Estudantes mais pobres podem ser desestimulados de seguir para o ensino superior porque, no novo formato do ensino médio, há disciplinas optativas que são profissionalizantes e que facilitam a entrada precoce do jovem no mercado de trabalho.
Entidades afirmam que a legislação que instituiu o Novo Ensino Médio não foi discutida com todos os setores da educação.
Precisamos de escolas com tecnologia, com professores atualizados e com condições de trabalho dignas e que valorizem nossas potencialidades e múltiplas inteligências.
— Ubes
📢 O que dizem os defensores do Novo Ensino Médio?
Favoráveis ao novo modelo, o MEC e os governos estaduais argumentam que o objetivo é tornar essa etapa do ensino mais atrativa para os estudantes. Assim como especialistas na área, que concordam com o formato, eles reconhecem, porém, a necessidade de se discutir e fazer ajustes a fim de aprimorar a etapa. Entre os pontos vistos como positivos estão:
Mais tempo em sala de aula: o novo ensino médio propõe ampliar o tempo de aulas diárias, adotando um formato de tempo integral. Até 2024, o dia letivo deve ter 7 horas, chegando a 1.400 horas/ano.
O novo formato também visa formar o aluno em ao menos um curso técnico já nesta etapa educacional, a fim de adiantar a entrada no mercado de trabalho.
A grade curricular é atualizada, mas nenhuma disciplina deve ficar de fora. Então, amplia-se o leque do que é ensinado aos alunos.
Disciplinas optativas podem tornar a etapa mais atrativa para os alunos, o que pode ajudar a combater a evasão escolar, que é maior no ensino médio.
📢 Qual a opinião de especialistas?
📚 Em entrevista ao g1 em fevereiro, a ONG Todos Pela Educação afirmou que o novo formato aponta para a direção correta, mas necessita de ajustes.
Nosso entendimento no Todos é que o caminho passa por fugir do binarismo - “revoga tudo” ou “deixa tudo como está”.
— Olavo Nogueira Filho, diretor-executivo do Todos Pela Educação
A entidade considera positiva "a ideia de uma arquitetura curricular diferente e da expansão da carga horária", mas vê dois problemas:
"A ausência de coordenação do governo federal nos últimos anos deixou os estados à própria sorte, gerando uma implementação muito heterogênea e, em muitos casos, problemática".
"Há, sim, problemas nas normativas. Isso precisa ser dito, pois não é apenas um problema de implementação". Entre as questões apontadas, estão: não levar em conta o avanço das escolas de tempo integral e permitir que 20% do conteúdo seja dado à distância.
Outro aspecto central para o Todos é que apenas a mudança no currículo não é suficiente.
Se queremos um ensino médio de fato ressignificado, será preciso abordar outros elementos também, como infraestrutura escolar, dedicação integral do professor a uma única escola, gestão escolar, projeto pedagógico, valorização e formação docente, entre outros.

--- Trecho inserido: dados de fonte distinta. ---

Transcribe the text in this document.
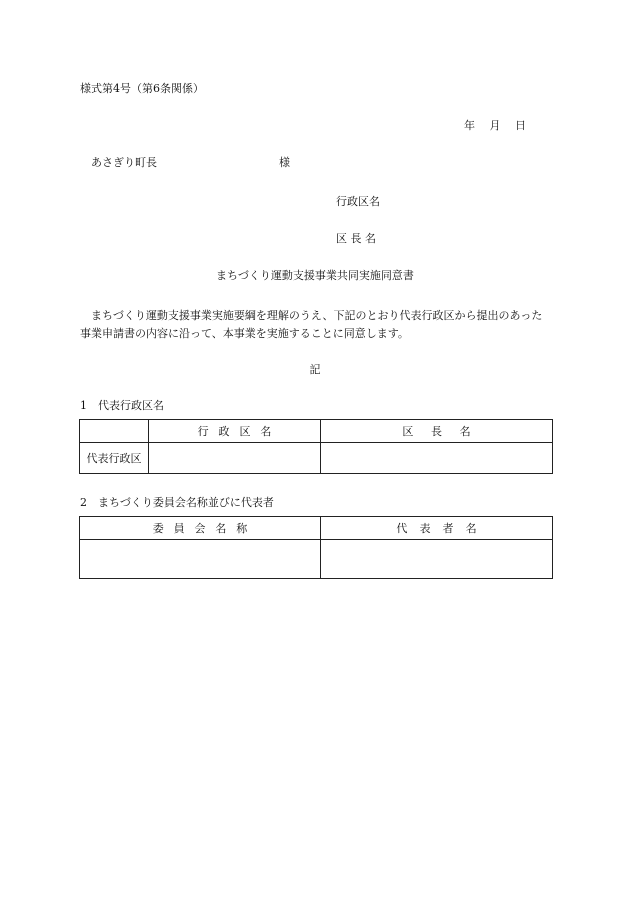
様式第4号（第6条関係）
年 月 日
あさぎり町長	様
行政区名
区 長 名
まちづくり運動支援事業共同実施同意書
まちづくり運動支援事業実施要綱を理解のうえ、下記のとおり代表行政区から提出のあった事業申請書の内容に沿って、本事業を実施することに同意します。
記
1　代表行政区名
	行政区名	区長名
代表行政区		
2　まちづくり委員会名称並びに代表者
委員会名称	代表者名
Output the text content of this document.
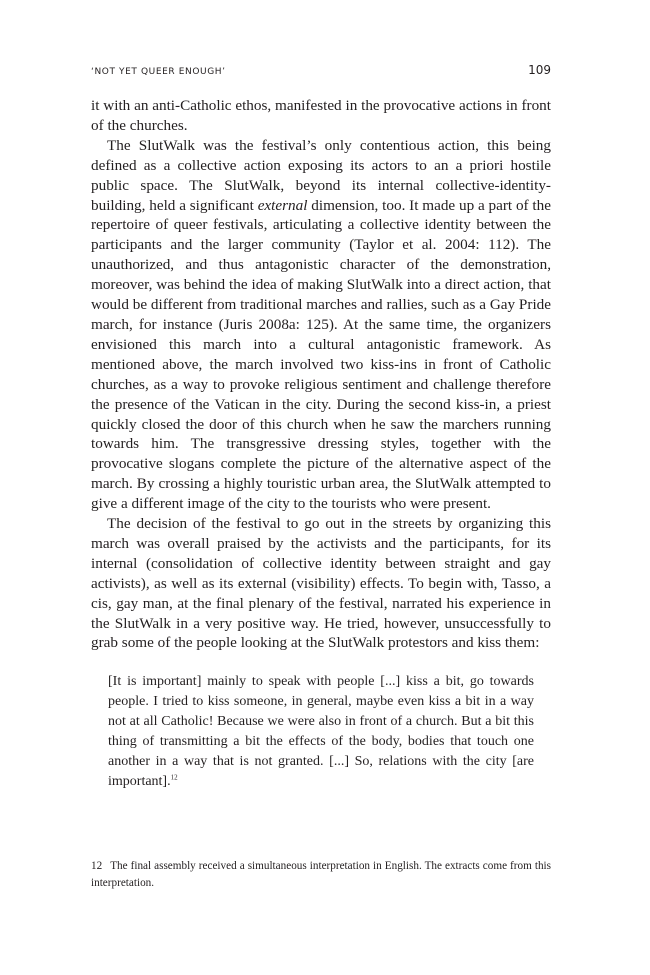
‘NOT YET QUEER ENOUGH’	109

it with an anti-Catholic ethos, manifested in the provocative actions in front of the churches.

The SlutWalk was the festival’s only contentious action, this being defined as a collective action exposing its actors to an a priori hostile public space. The SlutWalk, beyond its internal collective-identity-building, held a significant external dimension, too. It made up a part of the repertoire of queer festivals, articulating a collective identity between the participants and the larger community (Taylor et al. 2004: 112). The unauthorized, and thus antagonistic character of the demonstration, moreover, was behind the idea of making SlutWalk into a direct action, that would be different from traditional marches and rallies, such as a Gay Pride march, for instance (Juris 2008a: 125). At the same time, the organizers envisioned this march into a cultural antagonistic framework. As mentioned above, the march involved two kiss-ins in front of Catholic churches, as a way to provoke religious sentiment and challenge therefore the presence of the Vatican in the city. During the second kiss-in, a priest quickly closed the door of this church when he saw the marchers running towards him. The transgressive dressing styles, together with the provocative slogans complete the picture of the alternative aspect of the march. By crossing a highly touristic urban area, the SlutWalk attempted to give a different image of the city to the tourists who were present.

The decision of the festival to go out in the streets by organizing this march was overall praised by the activists and the participants, for its internal (consolidation of collective identity between straight and gay activists), as well as its external (visibility) effects. To begin with, Tasso, a cis, gay man, at the final plenary of the festival, narrated his experience in the SlutWalk in a very positive way. He tried, however, unsuccessfully to grab some of the people looking at the SlutWalk protestors and kiss them:

[It is important] mainly to speak with people [...] kiss a bit, go towards people. I tried to kiss someone, in general, maybe even kiss a bit in a way not at all Catholic! Because we were also in front of a church. But a bit this thing of transmitting a bit the effects of the body, bodies that touch one another in a way that is not granted. [...] So, relations with the city [are important].$^{12}$
12 The final assembly received a simultaneous interpretation in English. The extracts come from this interpretation.
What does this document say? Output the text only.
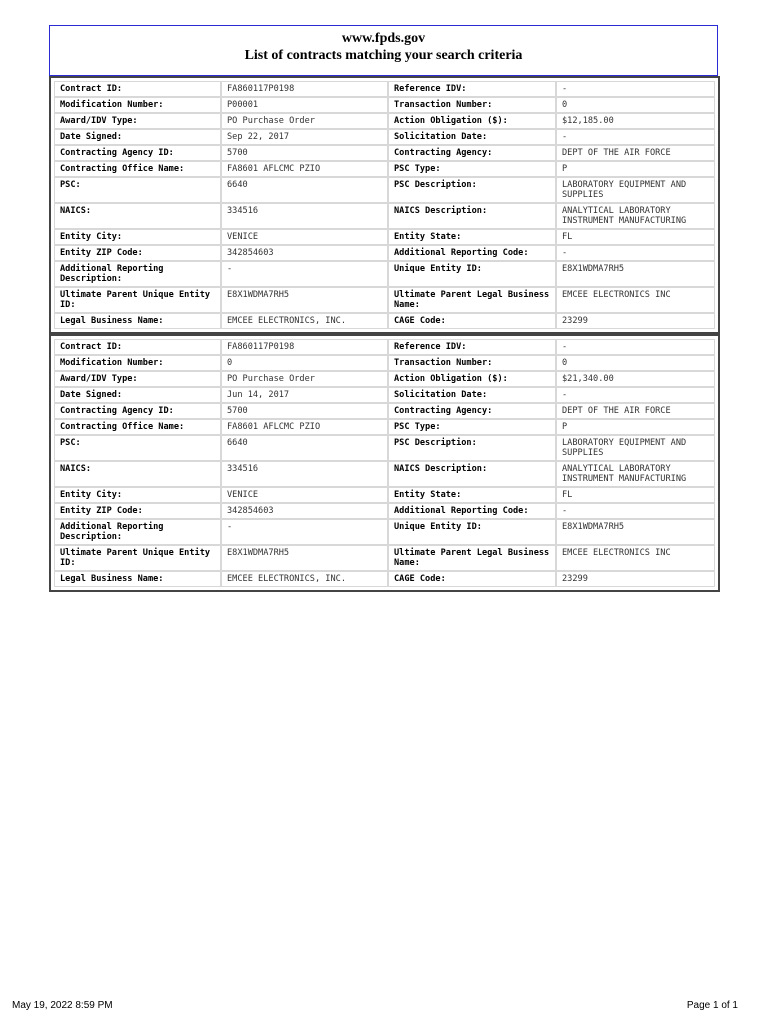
www.fpds.gov
List of contracts matching your search criteria
Contract ID:	FA860117P0198	Reference IDV:	-
Modification Number:	P00001	Transaction Number:	0
Award/IDV Type:	PO Purchase Order	Action Obligation ($):	$12,185.00
Date Signed:	Sep 22, 2017	Solicitation Date:	-
Contracting Agency ID:	5700	Contracting Agency:	DEPT OF THE AIR FORCE
Contracting Office Name:	FA8601 AFLCMC PZIO	PSC Type:	P
PSC:	6640	PSC Description:	LABORATORY EQUIPMENT AND SUPPLIES
NAICS:	334516	NAICS Description:	ANALYTICAL LABORATORY INSTRUMENT MANUFACTURING
Entity City:	VENICE	Entity State:	FL
Entity ZIP Code:	342854603	Additional Reporting Code:	-
Additional Reporting Description:	-	Unique Entity ID:	E8X1WDMA7RH5
Ultimate Parent Unique Entity ID:	E8X1WDMA7RH5	Ultimate Parent Legal Business Name:	EMCEE ELECTRONICS INC
Legal Business Name:	EMCEE ELECTRONICS, INC.	CAGE Code:	23299
Contract ID:	FA860117P0198	Reference IDV:	-
Modification Number:	0	Transaction Number:	0
Award/IDV Type:	PO Purchase Order	Action Obligation ($):	$21,340.00
Date Signed:	Jun 14, 2017	Solicitation Date:	-
Contracting Agency ID:	5700	Contracting Agency:	DEPT OF THE AIR FORCE
Contracting Office Name:	FA8601 AFLCMC PZIO	PSC Type:	P
PSC:	6640	PSC Description:	LABORATORY EQUIPMENT AND SUPPLIES
NAICS:	334516	NAICS Description:	ANALYTICAL LABORATORY INSTRUMENT MANUFACTURING
Entity City:	VENICE	Entity State:	FL
Entity ZIP Code:	342854603	Additional Reporting Code:	-
Additional Reporting Description:	-	Unique Entity ID:	E8X1WDMA7RH5
Ultimate Parent Unique Entity ID:	E8X1WDMA7RH5	Ultimate Parent Legal Business Name:	EMCEE ELECTRONICS INC
Legal Business Name:	EMCEE ELECTRONICS, INC.	CAGE Code:	23299
May 19, 2022 8:59 PM	Page 1 of 1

— Olavo Nogueira Filho, diretor-executivo do Todos Pela Educação
✏ O Movimento Pela Base ressaltou, também em fevereiro, que o modelo tem o objetivo de "garantir uma educação de qualidade, conectada aos desafios de nosso tempo e aos interesses de cada estudante - e, assim, ajudar a reverter os desastrosos números do velho ensino médio, como aqueles de evasão e de aprendizagem".
A entidade alerta, no entanto, ser "imprescindível" fazer "um monitoramento cuidadoso e um diálogo permanente com gestores, professores, estudantes e famílias, que aponte o que está dando certo, assim como as demandas e carências do processo".